We believe that to accelerate and scale EfS in formal education, we need to provide a wide range of researchers and practitioners with exemplary EfS materials that reflect the EfS Benchmarks in a way that is accessible and usable. To that end, we will increase the amount of high quality EfS curricula, learning experiences and student work designed, delivered and assessed in schools and universities.  In addition, we need to be able to calibrate quality “depths of knowledge” expectations and grade level

appropriateness across disciplines and grade levels. To that end, we need to collect a critical mass of curriculum materials and student work samples to calibrate quality and grade level appropriateness and to create and develop accurate EfS learning progressions and data for the purpose of appropriately evaluating student work, and for the purpose of conducting verifiable research on the results of EfS on students, faculty, school culture and sustainable community development.  Therefore, the next step is the “Call for Exemplars”.

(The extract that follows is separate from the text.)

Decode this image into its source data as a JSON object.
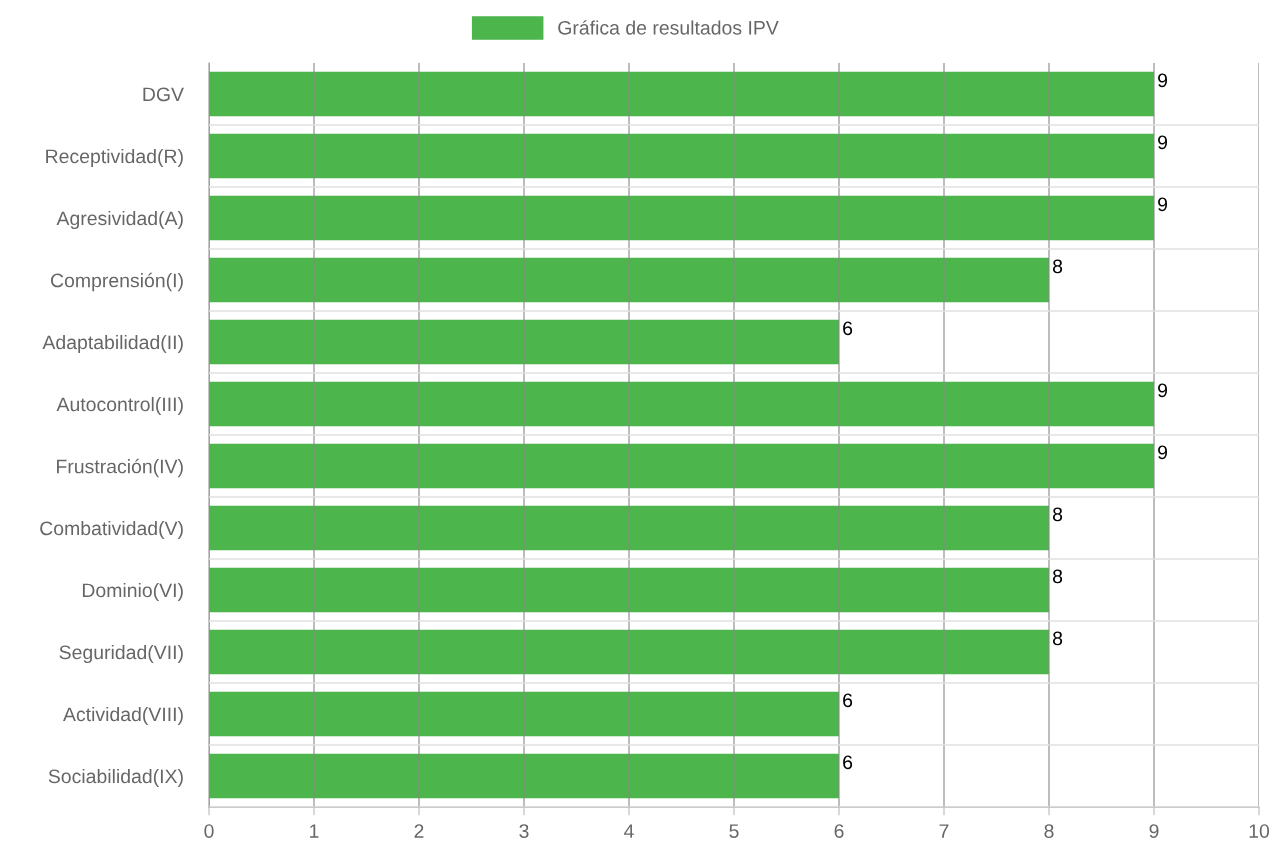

A core group of the EfS Benchmarks team is currently building EfS Learning Progressions, a new multi-media repository — a cultural celebration (if you will) of EfS exemplars including curriculum units, courses, assessments, rubrics and other forms of explicit performance criteria, with student work samples, particularly highlighting examples of student leadership actions that are aligned with the EfS Benchmarks. Stories, interviews, discussion, images, narration and film will illustrate and illuminate the contexts and the power of this work on the ground. The repository will serve teachers, professors, researchers, administrators, and curriculum designers by giving them developmentally appropriate “quality anchors” as they design, adapt, and deliver education for a sustainable future. Any evidence of results that translate into verifiable improved sustainable school/community indicators (improved water quality, energy reductions, moves to clean green renewables, improved air quality, student achievement, health and improved school culture, etc.) will be tracked for research purposes.  Over time, we will be able to map EfS attributes being targeted and assessed, conduct strengths and gap analyses, and track geographic and demographic data.

In keeping with the thinking that characterizes Education for Sustainability, we have a vision of the role that education can and does play in making the shift toward sustain-ability. We know what our current reality is, and we are using the structural tension between the two to catalyze movement and to increase the momentum we need to effectively educate for the future we want, just in time. We need students and their families and communities to demand it, and we need faculty and administrators to embrace it, embody it and embolden us all.

Note: Green buildings and grounds, procurement, investments, and improved occupant health are critical components of EfS. This document does not include benchmarks for them. We recommend LEED, U.S. Dept. of Education Green Ribbon Schools, CHPS, Eco Schools, Farm to School, and the Living Building Challenge.